Anche questa, è una cosa da tempo dimenticata, disse la volpe. E’ quello che fa un giorno diverso dagli altri giorni, un’ora dalle altre ore. C’è un rito per esempio presso i miei cacciatori. Il giovedì ballano con le ragazze del villaggio. Allora il giovedì è un giorno meraviglioso! Io mi spingo sino alla vigna. Se i cacciatori ballassero in un giorno qualsiasi, i giorni si assomiglierebbero tutti e non avrei mai vacanza. Così il piccolo principe addomesticò la volpe».

(Antoine de Saint-Exupéry, Il piccolo principe).

 Fratelli e sorelle, anche per noi questo è un giovedì meraviglioso. Con questa celebrazione, infatti, entriamo nella Pasqua di Risurrezione, anzi, si potrebbe dire che proprio questa S. Messa ne è un gioioso anticipo: le campane ci hanno invitato a far festa, abbiamo cantato insieme il Gloria, c’è il profumo dell’incenso, dei fiori, del pane, dell’olio, il profumo dei sacri lini, tutti questi segni ci indicano che qualcosa è cambiato: il fiume della quaresima è sfociato nel mare della misericordia di Dio che contempleremo nel Triduo Pasquale del Signore crocifisso, sepolto e risorto.

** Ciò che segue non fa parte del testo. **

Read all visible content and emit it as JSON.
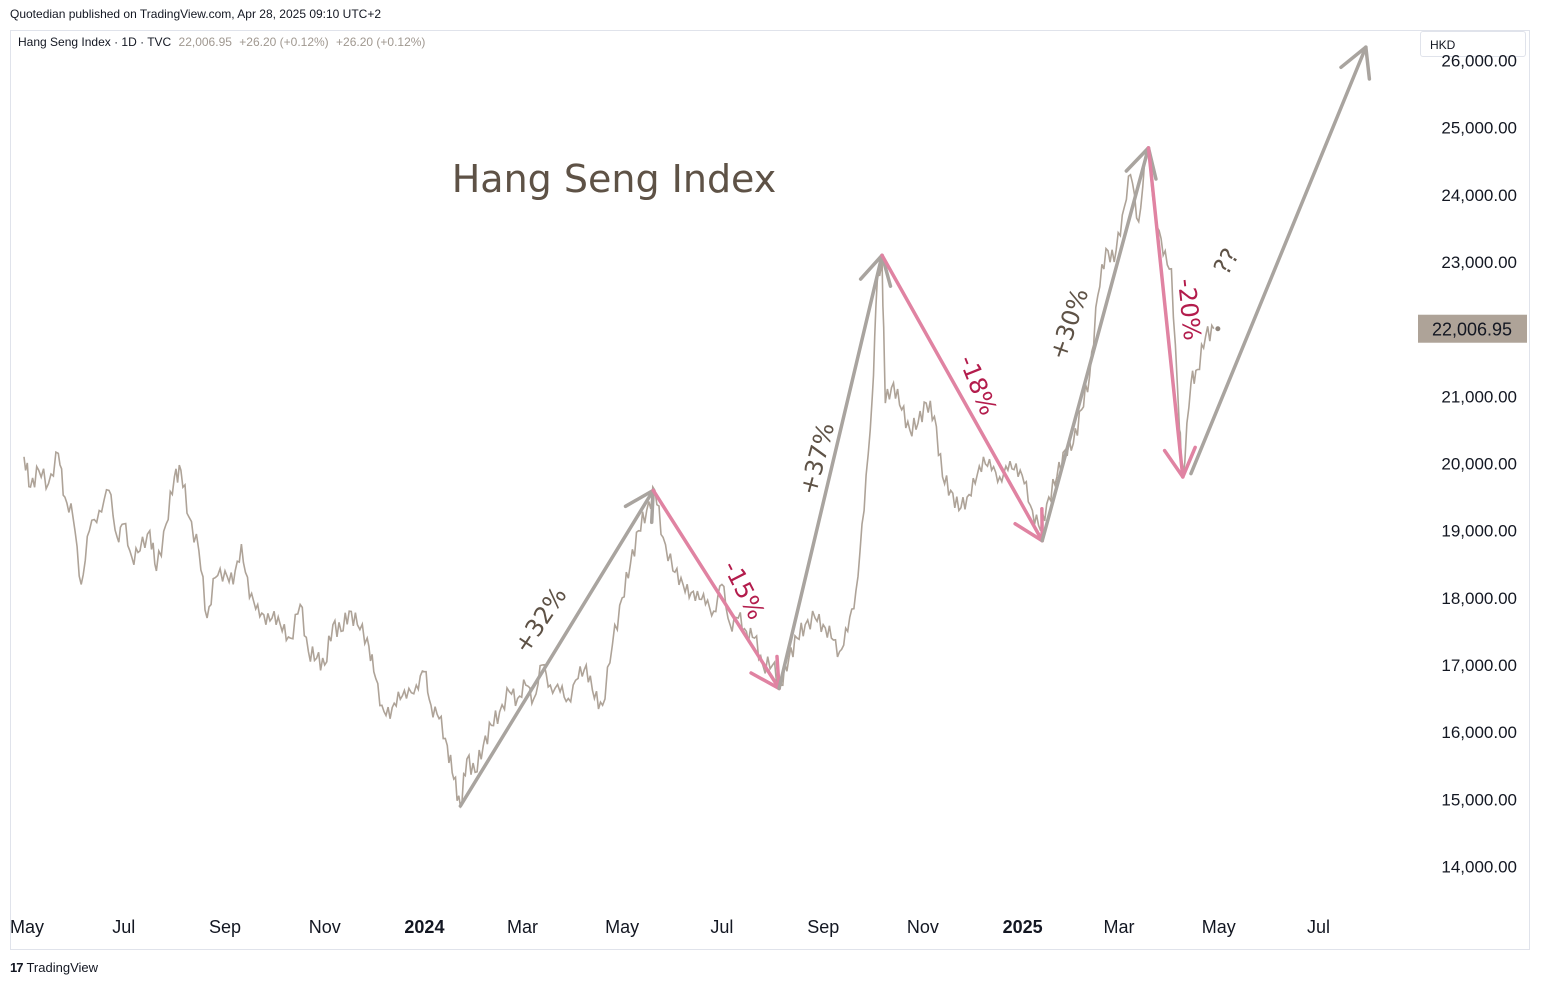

Gesù ha organizzato l’ultima cena per noi, non in una stanza qualunque ma in un cenacolo, la nostra Chiesa, che è una stanza collocata al piano superiore della casa, a un piano sopraelevato rispetto alla realtà ordinaria, alla vita di tutti i giorni. Ogni volta che siamo a Messa saliamo a un livello superiore della vita, vediamo le cose dalla prospettiva di Dio, lì avviene il nostro incontro con lui, la comunione con Dio.
Quella sera nel cenacolo sono accadute molte cose tra Gesù e i suoi che si ripeteranno nuovamente stasera.

Recupero solo due gesti che anche stasera rivivremo. 

   1. Lavare i piedi

Il primo gesto che Gesù fa è di prendere tra le sue mani i piedi degli uomini e lavarli. Il racconto del vangelo dice che Gesù si alzò da tavola e depose le vesti. Per il vangelo di Giovanni “deporre” è una tipica espressione per indicare il gesto di “offrire la vita”, Gesù si spoglia della propria vita per donarla all’uomo. Poi Gesù prende l’asciugatoio che era e ancora oggi è lo strumento del servizio, si cinge l’asciugatoio ai fianchi!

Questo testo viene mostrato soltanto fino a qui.